The itinerary of Tristana is that of her own life, which, in a rapid finale to the movie, passes before us like an oneiric dream turned nightmare in the identity of the head-bell of Don Lope signifying the unchangeable ringing of a stagnant society…However, underlying that static world, mummified and without exit, Buñuel exposes the turbulent movement of the subconscious. That which is real is arrested, but that which is imaginary seethes in desire and vengeance.In his own Toledan explorations, Buñuel returned frequently to the bell tower, considering it a compulsory stop in the nocturnal activities of the Order. In the film, this reverence is evident, as the bell's metronomic tolls, both conscious and unconscious, evoke the memory of the Order in its surrealist wanderings between waking and dreaming. Tristana is based on a novel of the same name published by Benito Pérez Galdós in 1892. The setting of the novel was late-19th century Madrid. By translating the story to early-20th century Toledo, Buñuel makes not only a spatial return to that sacred city, but also a spiritual and temporal return to the Toledo that the Order knew. This return, however, is not explicit, nor is it complete. The Toledo of the era of the Order had changed irrevocably in the succession of wars, Franco, and modernity. Buñuel had changed too, and the fact was that in his lifetime he would never make a complete return; his time in Spain lasted only as long as it took to shoot his films.

In 2001, Carlos Saura, who knew and worked with Buñuel, resumed the ellipsis of Buñuel in Toledo with his film Buñuel y la mesa del rey Salomón. The plot follows an older Buñuel returning to Spain after exile to work on a movie about the legend of the Table of King Solomon, a mirror imbued with the power of absolute knowledge of past, present, and future and rumored to be hidden somewhere in Toledo. In flashbacks, Buñuel reunites with fellow Order members Salvador Dalí and Federico García Lorca to search for the Table in 1920s Toledo. Finally, in a cinematic fusion of memory and fantasy, Buñuel makes a full return to his beloved city to “face his own ghosts, interwoven in an inseparable fashion with those of the history and country to which that city has served as spiritual capital.”

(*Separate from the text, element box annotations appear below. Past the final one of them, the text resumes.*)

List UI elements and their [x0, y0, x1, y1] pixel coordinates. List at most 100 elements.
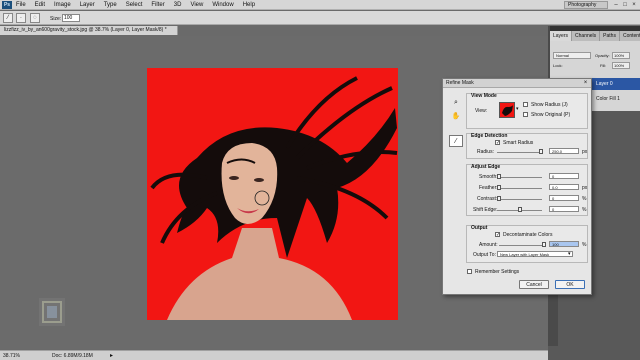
smart-radius-label: Smart Radius — [503, 140, 534, 146]
cancel-button[interactable]: Cancel — [519, 280, 549, 289]
view-label: View: — [475, 108, 488, 114]
amount-field[interactable]: 100 — [549, 241, 579, 247]
feather-slider-knob[interactable] — [497, 185, 501, 190]
close-icon[interactable]: × — [630, 1, 638, 9]
ok-button[interactable]: OK — [555, 280, 585, 289]
close-icon[interactable]: × — [582, 80, 589, 87]
radius-unit: px — [582, 149, 588, 155]
menu-layer[interactable]: Layer — [80, 2, 95, 8]
size-label: Size: — [50, 16, 62, 22]
decontaminate-colors-label: Decontaminate Colors — [503, 232, 553, 238]
menu-3d[interactable]: 3D — [174, 2, 182, 8]
tab-channels[interactable]: Channels — [572, 31, 601, 41]
feather-label: Feather: — [479, 185, 498, 191]
feather-slider-track[interactable] — [497, 188, 542, 189]
zoom-tool-icon[interactable]: ⌕ — [449, 97, 463, 109]
view-mode-preview[interactable] — [499, 102, 515, 118]
doc-size: Doc: 6.89M/9.18M — [52, 353, 93, 359]
remember-settings-label: Remember Settings — [475, 269, 520, 275]
feather-field[interactable]: 0.0 — [549, 184, 579, 190]
view-mode-title: View Mode — [471, 93, 497, 99]
lock-label: Lock: — [553, 63, 563, 68]
tab-paths[interactable]: Paths — [600, 31, 620, 41]
edge-detection-title: Edge Detection — [471, 133, 508, 139]
contrast-label: Contrast: — [477, 196, 498, 202]
tab-layers[interactable]: Layers — [550, 31, 573, 41]
output-to-value: New Layer with Layer Mask — [500, 252, 550, 257]
status-bar: 38.71% Doc: 6.89M/9.18M ▸ — [0, 350, 548, 360]
status-arrow-icon[interactable]: ▸ — [110, 352, 113, 359]
radius-slider-track[interactable] — [497, 152, 542, 153]
shift-edge-field[interactable]: 0 — [549, 206, 579, 212]
shift-edge-label: Shift Edge: — [473, 207, 498, 213]
options-bar — [0, 11, 640, 25]
smooth-slider-track[interactable] — [497, 177, 542, 178]
dialog-title: Refine Mask — [443, 79, 591, 88]
brush-preset-icon[interactable]: ∙ — [16, 13, 26, 23]
portrait-image — [150, 76, 398, 320]
opacity-field[interactable]: 100% — [612, 52, 630, 59]
view-thumbnail-icon — [502, 105, 513, 116]
menu-select[interactable]: Select — [126, 2, 143, 8]
view-dropdown-icon[interactable]: ▾ — [516, 106, 519, 112]
panel-tabs: Layers Channels Paths Contents — [550, 31, 640, 41]
view-mode-group: View Mode View: ▾ Show Radius (J) Show O… — [466, 93, 588, 129]
menu-help[interactable]: Help — [243, 2, 255, 8]
refine-radius-tool-icon[interactable]: ⁄ — [3, 13, 13, 23]
radius-label: Radius: — [477, 149, 494, 155]
refine-mask-dialog: Refine Mask × ⌕ ✋ ⁄ View Mode View: ▾ Sh… — [442, 78, 592, 295]
shift-edge-slider-knob[interactable] — [518, 207, 522, 212]
edge-detection-group: Edge Detection ✓ Smart Radius Radius: 25… — [466, 133, 588, 159]
decontaminate-colors-checkbox[interactable]: ✓ — [495, 232, 500, 238]
layer-name: Layer 0 — [596, 81, 613, 87]
menu-view[interactable]: View — [190, 2, 203, 8]
fill-label: Fill: — [600, 63, 607, 68]
tab-contents[interactable]: Contents — [620, 31, 640, 41]
adjust-edge-group: Adjust Edge Smooth: 0 Feather: 0.0 px Co… — [466, 164, 588, 216]
contrast-unit: % — [582, 196, 587, 202]
show-original-checkbox[interactable] — [523, 112, 528, 117]
document-tab[interactable]: lizzfizz_iv_by_an600gravity_stock.jpg @ … — [0, 26, 178, 35]
output-group: Output ✓ Decontaminate Colors Amount: 10… — [466, 225, 588, 263]
workspace-switcher[interactable]: Photography — [564, 1, 608, 9]
remember-settings-checkbox[interactable] — [467, 269, 472, 274]
radius-field[interactable]: 250.0 — [549, 148, 579, 154]
dialog-tools: ⌕ ✋ ⁄ — [449, 93, 463, 153]
menu-filter[interactable]: Filter — [151, 2, 164, 8]
amount-slider-knob[interactable] — [542, 242, 546, 247]
menu-edit[interactable]: Edit — [35, 2, 45, 8]
show-radius-checkbox[interactable] — [523, 102, 528, 107]
smooth-label: Smooth: — [479, 174, 498, 180]
menu-window[interactable]: Window — [212, 2, 233, 8]
menu-image[interactable]: Image — [54, 2, 71, 8]
hand-tool-icon[interactable]: ✋ — [449, 111, 463, 123]
output-to-select[interactable]: New Layer with Layer Mask — [497, 251, 573, 257]
radius-slider-knob[interactable] — [539, 149, 543, 154]
show-original-label: Show Original (P) — [531, 112, 571, 118]
smooth-field[interactable]: 0 — [549, 173, 579, 179]
refine-radius-tool-icon[interactable]: ⁄ — [449, 135, 463, 147]
amount-slider-track[interactable] — [499, 245, 544, 246]
erase-refinements-icon[interactable]: ◌ — [30, 13, 40, 23]
output-dropdown-icon[interactable]: ▾ — [568, 251, 571, 257]
amount-label: Amount: — [479, 242, 498, 248]
fill-field[interactable]: 100% — [612, 62, 630, 69]
maximize-icon[interactable]: □ — [621, 1, 629, 9]
blend-mode-select[interactable]: Normal — [553, 52, 591, 59]
zoom-level[interactable]: 38.71% — [3, 353, 20, 359]
contrast-field[interactable]: 0 — [549, 195, 579, 201]
adjust-edge-title: Adjust Edge — [471, 164, 501, 170]
watermark-logo-icon — [39, 298, 65, 326]
contrast-slider-knob[interactable] — [497, 196, 501, 201]
menu-file[interactable]: File — [16, 2, 26, 8]
feather-unit: px — [582, 185, 588, 191]
smooth-slider-knob[interactable] — [497, 174, 501, 179]
opacity-label: Opacity: — [595, 53, 610, 58]
smart-radius-checkbox[interactable]: ✓ — [495, 140, 500, 146]
menu-type[interactable]: Type — [104, 2, 117, 8]
minimize-icon[interactable]: – — [612, 1, 620, 9]
size-field[interactable]: 100 — [62, 14, 80, 22]
contrast-slider-track[interactable] — [497, 199, 542, 200]
document-image[interactable] — [147, 68, 398, 320]
output-title: Output — [471, 225, 488, 231]
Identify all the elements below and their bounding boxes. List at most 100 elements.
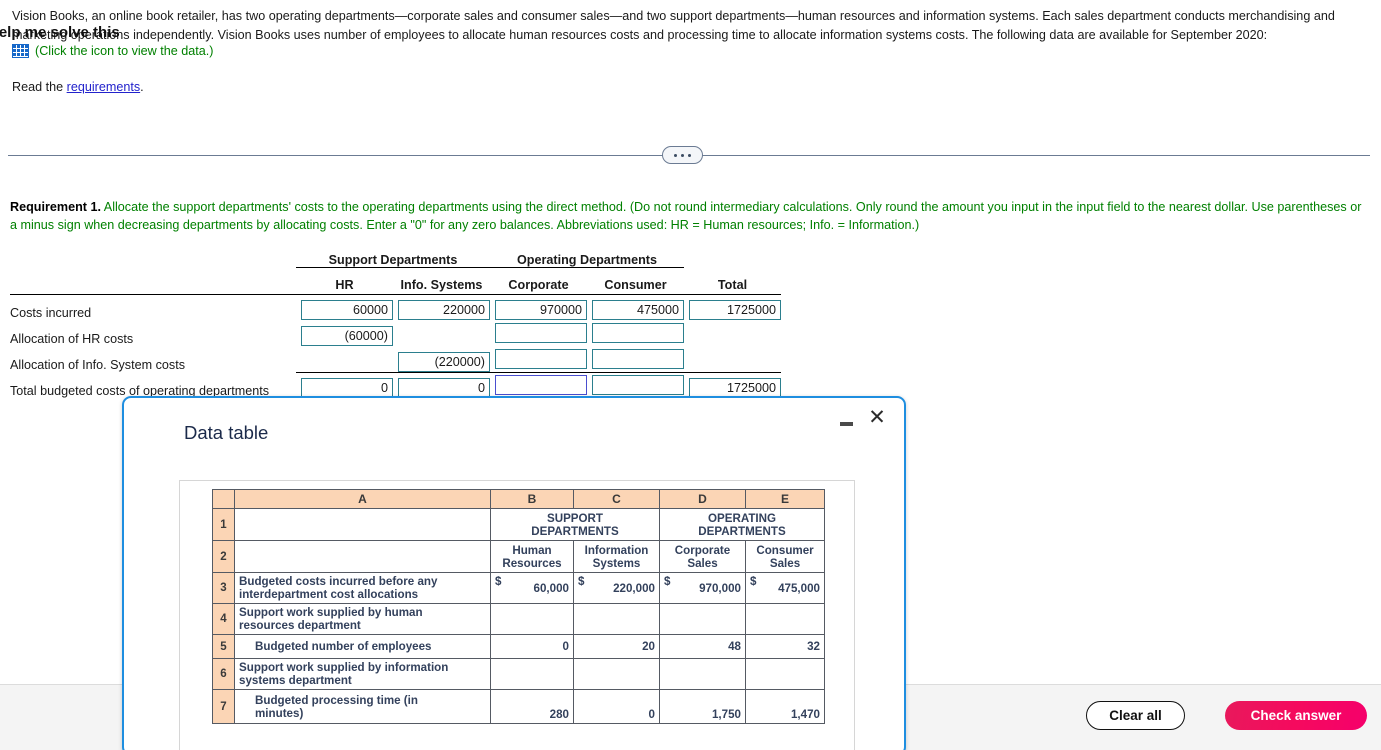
- col-header-total: Total: [717, 278, 748, 292]
- input-total-total[interactable]: 1725000: [689, 377, 781, 398]
- cs-line1: Corporate: [674, 543, 731, 557]
- sheet-value-row3-is: $220,000: [573, 572, 660, 604]
- operating-line2: DEPARTMENTS: [698, 524, 786, 538]
- ellipsis-dot: [674, 153, 677, 157]
- row7-line2: minutes): [255, 706, 304, 720]
- ellipsis-dot: [688, 153, 691, 157]
- row-label-alloc-info: Allocation of Info. System costs: [10, 358, 185, 372]
- sheet-value-row4-cons: [745, 603, 825, 635]
- sheet-subheader-corporate-sales: Corporate Sales: [659, 540, 746, 573]
- requirement-text: Requirement 1. Allocate the support depa…: [10, 198, 1370, 234]
- row6-line1: Support work supplied by information: [239, 661, 449, 674]
- input-allocinfo-corporate[interactable]: [495, 348, 587, 369]
- sheet-col-c[interactable]: C: [573, 489, 660, 509]
- group-header-operating: Operating Departments: [490, 242, 684, 268]
- sheet-value-row7-cons: 1,470: [745, 689, 825, 724]
- spacer-cell: [10, 267, 296, 292]
- sheet-value-row7-corp: 1,750: [659, 689, 746, 724]
- sheet-label-row7: Budgeted processing time (in minutes): [234, 689, 491, 724]
- sheet-row-num-2[interactable]: 2: [212, 540, 235, 573]
- worksheet-group-header-row: Support Departments Operating Department…: [10, 242, 781, 268]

In making the movie that Buñuel never made and returning him to the Toledo he had lost forever, Buñuel y la mesa del rey Salomón ensures that the Order survives not just as a remembrance of the city but as a remembrance in itself—a transcendent and multigenerational site of artistic and spiritual inspiration and imagination:

“Those marvelous years [of the Order] still circulate in our veins, enriching us, blinding us with dazzling memories.”